Buñuel passou a participar dos encontros do grupo surrealista no Café Cyrano, integrando-se rapidamente às atividades coletivas do movimento. Quatro anos depois, em 1929, Dalí também se muda para Paris e se junta ao círculo. Entre 1925 e 1929, retorna diversas vezes à Espanha, onde começa a escrever Um Cão Andaluz. O cineasta seguia uma regra clara: “Não aceitar nenhuma ideia, nenhuma imagem que pudesse dar ensejo a uma explicação racional, psicológica ou cultural”.[4]

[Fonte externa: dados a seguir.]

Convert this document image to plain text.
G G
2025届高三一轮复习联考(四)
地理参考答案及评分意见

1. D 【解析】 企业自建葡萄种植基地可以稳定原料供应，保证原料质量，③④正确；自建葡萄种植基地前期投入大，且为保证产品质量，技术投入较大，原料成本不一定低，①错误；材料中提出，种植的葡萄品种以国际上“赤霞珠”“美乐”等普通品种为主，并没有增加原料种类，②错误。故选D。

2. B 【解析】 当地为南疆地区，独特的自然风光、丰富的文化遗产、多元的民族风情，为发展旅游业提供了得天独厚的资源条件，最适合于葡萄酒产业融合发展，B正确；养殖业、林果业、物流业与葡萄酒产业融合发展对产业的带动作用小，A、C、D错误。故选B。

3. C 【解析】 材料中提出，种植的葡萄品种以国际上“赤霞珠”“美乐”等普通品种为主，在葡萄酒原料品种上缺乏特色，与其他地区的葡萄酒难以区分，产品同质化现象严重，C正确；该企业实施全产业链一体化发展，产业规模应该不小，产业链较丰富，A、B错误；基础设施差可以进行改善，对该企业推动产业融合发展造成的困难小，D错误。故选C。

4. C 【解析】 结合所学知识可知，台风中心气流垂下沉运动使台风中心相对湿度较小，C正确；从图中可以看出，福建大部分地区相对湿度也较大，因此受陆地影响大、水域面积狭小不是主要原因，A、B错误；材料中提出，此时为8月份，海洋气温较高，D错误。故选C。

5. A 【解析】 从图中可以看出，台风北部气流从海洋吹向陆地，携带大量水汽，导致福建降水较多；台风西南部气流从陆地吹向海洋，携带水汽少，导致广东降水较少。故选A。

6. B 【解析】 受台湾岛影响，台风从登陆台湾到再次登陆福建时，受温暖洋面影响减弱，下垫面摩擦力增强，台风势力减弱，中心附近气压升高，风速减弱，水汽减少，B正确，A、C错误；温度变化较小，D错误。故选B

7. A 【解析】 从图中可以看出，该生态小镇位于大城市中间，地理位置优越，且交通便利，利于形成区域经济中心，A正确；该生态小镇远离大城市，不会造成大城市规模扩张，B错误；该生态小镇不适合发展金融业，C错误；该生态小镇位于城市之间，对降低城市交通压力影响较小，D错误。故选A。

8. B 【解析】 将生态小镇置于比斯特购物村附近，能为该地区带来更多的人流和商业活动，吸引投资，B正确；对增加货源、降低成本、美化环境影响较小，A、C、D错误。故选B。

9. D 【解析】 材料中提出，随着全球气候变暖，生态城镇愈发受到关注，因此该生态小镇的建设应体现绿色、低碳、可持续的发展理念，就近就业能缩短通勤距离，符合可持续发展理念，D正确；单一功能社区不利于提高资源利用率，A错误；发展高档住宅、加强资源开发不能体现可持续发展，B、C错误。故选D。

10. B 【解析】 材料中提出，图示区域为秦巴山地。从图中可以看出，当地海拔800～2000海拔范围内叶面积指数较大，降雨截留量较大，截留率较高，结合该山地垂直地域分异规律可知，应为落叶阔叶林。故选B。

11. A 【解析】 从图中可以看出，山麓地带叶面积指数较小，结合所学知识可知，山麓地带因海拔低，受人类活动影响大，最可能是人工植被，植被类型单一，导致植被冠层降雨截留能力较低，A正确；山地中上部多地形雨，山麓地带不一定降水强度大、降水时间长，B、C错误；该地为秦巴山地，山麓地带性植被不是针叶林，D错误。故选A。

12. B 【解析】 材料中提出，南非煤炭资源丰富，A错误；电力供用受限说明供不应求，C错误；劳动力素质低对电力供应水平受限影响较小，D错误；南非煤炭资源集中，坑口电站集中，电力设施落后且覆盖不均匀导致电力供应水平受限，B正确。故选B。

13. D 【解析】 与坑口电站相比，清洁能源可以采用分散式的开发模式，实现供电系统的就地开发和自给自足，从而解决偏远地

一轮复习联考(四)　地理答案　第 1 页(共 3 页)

Um Cão Andaluz nasceu como um livro de poemas que deveria ser publicado em 1927, sob o título Polismos. Já imersos no universo cinematográfico dos surrealistas, Buñuel e Dalí uniram forças, fundindo o fogo poético da imagem à busca pela mais realidade. Para Buñuel, o filme “nasceu do encontro dos meus sonhos com os sonhos de Dalí”.[5] Navalhas atravessam olhos, formigas percorrem as palmas das mãos e ações cotidianas se desdobram em gestos que oscilam entre o sonho e o pesadelo. Contra todas as expectativas, o filme foi bem recebido pelo público.
O sucesso de Um cão andaluz o encorajou a realizar, no ano seguinte, A Idade do Ouro, novamente com a colaboração de Dalí no roteiro. Mais ambicioso e ainda mais provocador, o filme satiriza com ferocidade as instituições burguesas, o clero e os valores morais ocidentais.

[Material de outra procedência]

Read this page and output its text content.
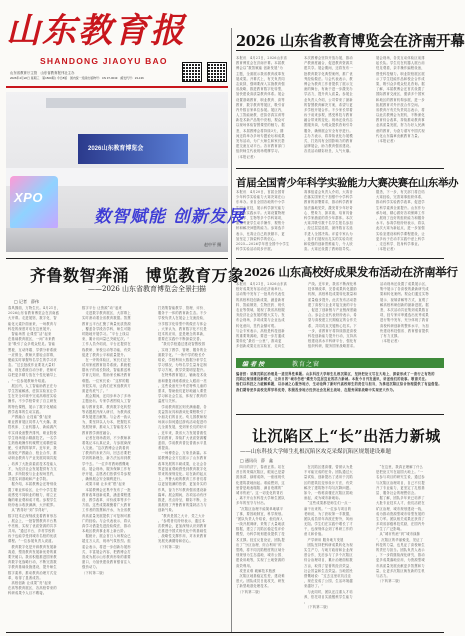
山东教育报
SHANDONG JIAOYU BAO
山东省教育厅主管　山东省教育报刊社主办
2026年4月22日 星期三　第1500期 | 今日8版　国内统一连续出版物号：CN 37-0019　邮发代号：23-136
2026 山东省教育博览会在济南开幕
本报讯　4月21日，2026山东省
教育博览会在济南开幕。本届教
博会以“数智赋能 创新发展”为
主题，全面展示我省教育改革发
展成果。开幕式上，有关负责同
志致辞，强调要深入实施教育强
省战略，推进教育数字化转型，
加快建设高质量教育体系。展会
设置基础教育、职业教育、高等
教育、数字教育等展区，吸引省
内外数百家单位参展。展区内，
人工智能助教、虚拟仿真实训等
新技术新产品集中亮相，观众可
以现场体验智慧课堂的魅力。据
悉，本届教博会将持续3天，期
间还将举办多场专题论坛和成果
发布活动，为广大师生和家长搭
建交流互动平台。各市教育部门
组织师生代表现场观摩学习。
（本报记者）
本次教博会坚持开放办展，推动
产教深度融合，促进教育资源共
建共享。展会期间，还将发布一
批教育数字化典型案例，推广优
秀经验做法。与会代表表示，教
博会为教育工作者提供了展示交
流的舞台，有助于进一步激发办
学活力，提升育人质量。参展企
业负责人介绍，公司带来了最新
的智慧教育解决方案，希望与更
多学校开展合作。不少家长带着
孩子前来参观，感受科技与教育
融合带来的变化。现场还设有志
愿服务岗，为观众提供咨询引导
服务，确保展会安全有序进行。
主办方表示，将持续优化办展模
式，打造具有全国影响力的教育
品牌展会，助力教育强省建设。
各类活动精彩纷呈，人气火爆。
展会现场，各类互动体验区前排
起长队。学生们在机器人展台前
驻足观看，亲手操作编程设备，
感受科技魅力。职业院校展区展
示了学生技能作品和校企合作成
果，吸引众多观众驻足咨询。据
了解，本届教博会还首次设置了
国际教育交流区，邀请多个国家
和地区的教育机构参展，进一步
拓展教育对外开放合作空间。
省教育厅有关负责同志表示，将
以此次教博会为契机，不断深化
教育综合改革，持续推动教育事
业高质量发展，努力办好人民满
意的教育，为奋力谱写中国式现
代化山东篇章贡献教育力量。
（本报记者）
首届全国青少年科学实验能力大赛决赛在山东举办
本报讯　4月20日，首届全国青
少年科学实验能力大赛决赛在山
东举办。来自全国各地的中小学
生同台竞技，展示科学探究能力
和创新实践水平。大赛设置物理
、化学、生物等多个学科赛项，
重点考查学生动手操作、观察分
析和解决问题的能力。参赛选手
表示，比赛让自己收获颇丰，更
加坚定了探索科学的信心。
2025—2026学年度全国中小学生
科学实验活动同步开展。
赛事组委会负责人介绍，大赛旨
在落实国家关于加强中小学科学
教育的部署要求，推动科学教育
加法落地见效，激发青少年好奇
心、想象力、探求欲，培育具备
科学家潜质的青少年群体。本次
大赛共吸引数千名学生报名参加
，经过层层选拔，最终数百名选
手进入全国决赛。评委专家认为
，选手们展现出扎实的实验功底
和较强的创新思维能力，令人欣
喜。大赛还设置了教师指导奖。
据悉，下一步，有关部门将总结
大赛经验，完善赛事组织体系，
推动科学实验教学改革，促进学
生科学素养全面提升。山东作为
承办地，精心做好各项保障工作
，展现了良好的组织能力和服务
水平。参赛学校纷纷表示，将以
此次大赛为新起点，进一步加强
实验室建设和科学课程建设，让
更多孩子在动手实践中爱上科学
、走近科学、投身科学事业。
（本报记者）
2026山东教育博览会
XPO
数智赋能 创新发展
赵中平 摄
齐鲁数智奔涌　博览教育万象
——2026 山东省教育博览会全景扫描
□ 记者　薛伟
春风拂面，万物生长。4月21日，
2026山东省教育博览会在济南盛
大开幕。走进展馆，数字化、智
能化元素扑面而来，一场教育与
科技的深度对话在这里展开。
　智能场景 让课堂“活”起来
在基础教育展区，一间“未来教
室”吸引了众多观众驻足。智能
黑板、互动终端、学情分析系统
一应俱全，教师只需轻点屏幕，
便能实时掌握每名学生的学习状
态。“过去批改作业要花大量时
间，现在系统自动分析，老师可
以把更多精力放在个性化辅导上
。”一位参展教师介绍道。
　展区内，人工智能助教正在为
学生答疑解惑，虚拟实验室让学
生在安全环境中完成高难度实验
操作。不少学校带来了自主研发
的特色课程，展示了数字化赋能
教学改革的生动实践。
　产教融合 让技能“强”起来
职业教育展区同样人气火爆。数
控机床、工业机器人、新能源汽
车实训设备整齐排列，职业院校
学生现场展示精湛技艺。一名学
生熟练地操作机械臂完成精密装
配，引来阵阵掌声。近年来，我
省深化产教融合、校企合作，推
动职业教育与产业发展同频共振
，培养了大批高素质技术技能人
才，为经济社会发展提供有力支
撑。多所院校与企业现场签约，
共建实训基地和产业学院。
　据介绍，本届教博会还特别设
置了职业体验区，让中小学生提
前感受不同职业的魅力，树立正
确的职业观和成才观。参观学生
纷纷表示收获满满、大开眼界。
　从“教得好”到“学得好”，
数字技术正深刻改变着教育形态
。展会上，一批智慧教育平台集
中亮相，实现了优质资源的共享
共用。“通过平台，乡村学校的
孩子也能享受到城市名校的优质
课程。”一位参展负责人说道。
　教育数字化是开辟教育发展新
赛道、塑造教育发展新优势的重
要突破口。我省积极推进国家教
育数字化战略行动，不断完善数
字教育基础设施建设，提升师生
数字素养，推动教育治理方式变
革，取得了显著成效。
　高校创新 让成果“亮”起来
在高等教育展区，各高校带来的
科研成果令人目不暇接。
数字平台 让资源“动”起来
　走进数字教育展区，大屏幕上
实时滚动着全省教育数据。智慧
教育云平台汇聚了海量优质资源
，覆盖各学段各学科，师生可随
时随地开展学习。“平台上线以
来，累计访问量已突破亿次。”
工作人员介绍说，平台还提供在
线教研、家校互动等功能，有效
促进了教育公平和质量提升。
　在一旁的体验区，家长们正在
试用家庭教育指导系统。系统根
据孩子的成长阶段，智能推送科
学育儿知识，帮助家长解决教育
难题。一位家长说：“这样的服
务很实用，让我们在家庭教育方
面更有底气了。”
　展会期间，还同步举办了多场
主题论坛。专家学者围绕人工智
能与教育变革、教育数字化转型
等话题展开深入研讨，为教育改
革发展建言献策。与会者一致认
为，要坚持以人为本，把握技术
发展规律，推动人工智能技术与
教育教学深度融合。
　记者在现场看到，不少教师拿
着笔记本认真记录，与参展商深
入交流。“这次教博会让我看到
了教育的未来方向，回去后要把
学到的新理念、新方法运用到教
学中去。”一位乡村教师感慨地
说。展会现场，服务保障工作有
序开展，志愿者们热情引导参观
，确保展会安全顺利进行。
　成果丰硕 让未来“燃”起来
　本届教博会还集中发布了一批
教育改革创新成果，涵盖课程建
设、教学改革、评价改革等多个
方面。这些成果凝聚着广大教育
工作者的智慧和汗水，为全省教
育高质量发展提供了可复制可推
广的经验。与会代表表示，将认
真学习借鉴先进经验做法，推动
本地区教育事业再上新台阶。
　据统计，展会首日入场观众已
超过万人次，现场气氛热烈。组
委会表示，将进一步创新办展形
式，丰富展会内容，把教博会打
造成为展示山东教育形象的重要
窗口，为加快建设教育强省注入
强劲动力。
（下转第二版）
打造集智能教学、管理、评价、
服务于一体的教育新生态。不少
学校负责人在展会上交流经验，
分享数字化转型中的做法与体会
。大家认为，教育数字化不仅是
技术的应用，更是理念的革新，
需要在实践中不断探索完善。
　“我们学校通过建设智慧校园
，实现了教学、管理、服务的全
面数字化。”一所中学的校长介
绍说，学校利用大数据分析学生
学习情况，为每名学生量身定制
学习方案，教学效果明显提升。
　在特殊教育展区，辅助技术设
备和康复训练系统让人眼前一亮
。这些设备充分考虑特殊儿童的
需求，帮助他们更好地融入课堂
学习和社会生活，体现了教育的
温度与关怀。
　学前教育展区则充满童趣，各
类益智玩具和游戏化课程吸引了
小朋友们的目光。幼儿园教师现
场演示如何通过游戏活动促进幼
儿全面发展，受到家长们的好评
。近年来，我省大力发展普惠性
学前教育，持续扩大优质资源覆
盖面，学前教育普及普惠水平显
著提高。
　一场博览会，万象呈新篇。本
届教博会全方位展示了山东教育
改革发展的丰硕成果，让社会各
界更加直观地感受到教育数字化
带来的深刻变化。站在新的起点
上，齐鲁大地的教育工作者们将
以更加饱满的热情、更加务实的
作风，奋力书写教育强省建设新
篇章。展会期间，各项活动有序
推进，亮点纷呈，精彩不断，全
面展现了齐鲁教育的蓬勃活力与
创新气象。
　“教育是国之大计、党之大计
。”参观者们纷纷表示，通过本
次教博会，更加深刻认识到教育
在推进中国式现代化中的基础性
、战略性支撑作用，对未来教育
发展充满期待和信心。
（下转第二版）
2026 山东高校好成果发布活动在济南举行
本报讯　4月21日，2026山东高
校好成果发布活动在济南举行。
活动集中发布了一批具有代表性
的高校科技创新成果，涵盖新材
料、智能制造、生物医药、现代
农业等领域，展现了我省高校服
务经济社会发展的强大实力。发
布会现场，多项成果与企业达成
转化意向，签约金额可观。
与会专家表示，高校是科技创新
的重要策源地，要进一步打通成
果转化“最后一公里”，推动更
多创新成果走出实验室、走向生
产线。近年来，我省不断深化科
技体制改革，完善成果转化激励
机制，高校科技成果转化数量和
质量稳步提升。此次发布活动搭
建了高校与企业对接交流的平台
，促进了创新链与产业链深度融
合。参会企业代表纷纷表示，希
望与高校建立长期稳定的合作关
系，共同攻克关键核心技术。下
一步，省教育厅将持续推进高校
科技创新能力提升行动，支持高
校建设高水平科研平台，强化有
组织科研，服务国家战略需求。
活动现场还设置了成果展示区，
集中展示了各高校的最新研究成
果和转化案例。观众们通过实物
展示、视频讲解等方式，直观了
解高校科研创新的最新进展。据
悉，本次活动共征集到成果数百
项，经专家评审遴选出优秀成果
进行集中发布，充分体现了我省
高校科研创新的整体水平，为加
快建设科技强省、教育强省提供
了有力支撑。
（本报记者）
编 者 按	教育之窗
编者按：采煤沉陷区治理是一道世界性难题。山东科技大学师生扎根沉陷区，坚持把论文写在大地上，探索形成了一套行之有效的
沉陷区规划建设新模式，让昔日的“城市伤疤”蝶变为宜居宜业的活力新城。本报今日刊发通讯，讲述他们的故事。敬请关注。
他们以科技之力破解难题，以赤诚之心服务地方，生动诠释了新时代高校师生的责任与担当，为推进沉陷区综合治理提供了有益借鉴。
我们期待更多高校发挥学科优势，积极投身地方经济社会发展主战场，在服务国家战略中实现更大作为。
让沉陷区上“长”出活力新城
——山东科技大学师生扎根沉陷区攻克采煤沉陷区规划建设难题
□ 通讯员　薛　鑫
　四月的济宁，春意正浓。站在
昔日的采煤沉陷区，眼前已是碧
波荡漾、绿树成荫，一座座现代
化建筑拔地而起。谁能想到，这
里曾是地表塌陷、满目疮痍的“
城市伤疤”。这一切变化的背后
，离不开山东科技大学师生团队
多年的坚守与付出。
　“沉陷区治理不能简单地填平
了事，要因地制宜，科学规划。
”团队负责人介绍说，他们深入
一线开展调研，采集了大量地质
数据，建立了沉陷区稳定性评价
模型，为科学规划建设提供了技
术支撑。经过反复论证，团队提
出了“分区治理、综合利用”的
思路，将不同沉陷程度的区域分
别规划为生态湿地、城市公园、
建设用地等，实现了土地资源的
高效利用。
　攻坚克难 破解技术瓶颈
　沉陷区地基稳定性差，建设难
度大。团队成员日夜攻关，研发
了新型地基处理技术。
　（下转第二版）
　在沉陷区建高楼，曾被认为是
不可能完成的任务。团队通过大
量试验，创新提出了适用于沉陷
区的建筑抗变形设计方法，有效
解决了建筑物不均匀沉降问题。
如今，一栋栋高楼在沉陷区拔地
而起，成为城市新地标。
　“这些成果都是师生们一点一
滴干出来的。”一位参与项目的
老师说，为了获取第一手数据，
团队成员常年奔波在野外，风雨
无阻。学生们在实践中增长了才
干，也深刻体会到了科研工作的
意义和价值。
　产学研用 服务地方发展
　团队坚持把科研成果转化为现
实生产力，与地方政府和企业深
度合作，先后参与了多个沉陷区
综合治理项目，累计治理面积数
万亩，取得了显著的经济效益、
社会效益和生态效益。当地居民
感慨地说：“过去这里坑坑洼洼
，现在变成了公园，生活环境越
来越好了。”
　与此同时，团队还注重人才培
养，依托项目实践锻炼学生能力
。
　（下转第二版）
　“在这里，我真正理解了什么
是把论文写在祖国大地上。”一
名参与项目的研究生说，通过参
与沉陷区治理项目，自己不仅提
升了专业能力，更坚定了扎根基
层、服务社会的理想信念。
　据了解，团队多年来已培养了
大批专业技术人才，他们活跃在
矿区治理、城市规划建设一线，
成为推动资源型城市转型发展的
生力军。团队相关成果还获得了
多项省部级科技奖励，在国内外
产生了广泛影响。
　从“城市伤疤”到“城市绿肺
”，沉陷区的华丽蜕变，见证了
科技的力量，也见证了高校师生
的责任与担当。团队负责人表示
，下一步将继续深化研究，推动
更多成果落地应用，为资源型城
市高质量发展贡献更多智慧和力
量，让更多沉陷区焕发新的生机
与活力。
　（下转第二版）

Os caminhos de Buñuel e Dalí logo se distanciariam. Em 1934, Dalí foi expulso do movimento surrealista por divergências políticas com André Breton e começou uma aproximação com o fascismo. Buñuel, por sua vez, aderiu ao comunismo e, após um breve período nos Estados Unidos, de onde foi forçado a sair por suas convicções políticas, estabeleceu-se no México, onde seguiria sua brilhante carreira cinematográfica.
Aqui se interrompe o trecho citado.